New claims for unemployment benefits spiked to a quarter-century high of 626,000 last week, as businesses continued shedding workers to cope with the economic downturn.

The number represents a larger-than-expected increase over the 591,000 people who filed for benefits the week before, and sets the stage for another jump in the unemployment rate for January when it is released on Friday.

The number of people continuing to collect benefits also rose, to nearly 4.8 million, and is now at the highest point since recordkeeping began about 40 years ago.

Ordinarily, we might expect continued economic deterioration to galvanize political leaders behind a plan of action, but of course Republicans, who somehow manage to control the agenda in the Senate despite their minority status, seem to believe that something between “no action” and “permanent tax cuts for the rich” is all that’s needed.

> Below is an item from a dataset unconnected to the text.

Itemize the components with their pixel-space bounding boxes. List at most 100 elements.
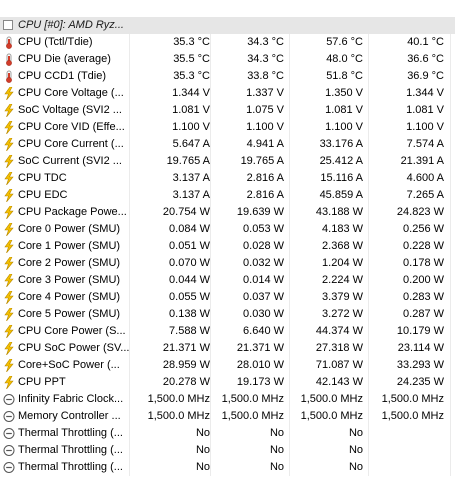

But we have a popular president who doesn’t exactly have a history of problems communicating with voters. He might consider making a quick trip around the country with tomorrow’s unemployment number in hand to explain what the stimulus is going to do — save their jobs, and their neighbors’ jobs. It wouldn’t hurt to quote the Congressional Budget Office either (or paraphrase, cleaning up the bureaucratese):

CBO estimates that the Senate legislation would raise output by between 1.4 percent and 4.1 percent by the fourth quarter of 2009; by between 1.2 percent and 3.6 percent by the fourth quarter of 2010; and by between 0.4 percent and 1.2 percent by the fourth quarter of 2011. CBO estimates that the legislation would raise employment by 0.9 million to 2.5 million at the end of 2009; 1.3 million to 3.9 million at the end of 2010; and 0.6 million to 1.9 million at the end of 2011.

Why, he might ask, do Republicans want to prevent the creation of between 3 and 8 million new jobs? And why are Republicans happy to explode the budget with ill-advised tax cuts and wars, but suddenly stingy when its American jobs on the line? Or something to that effect; he’s better with rhetoric than I am.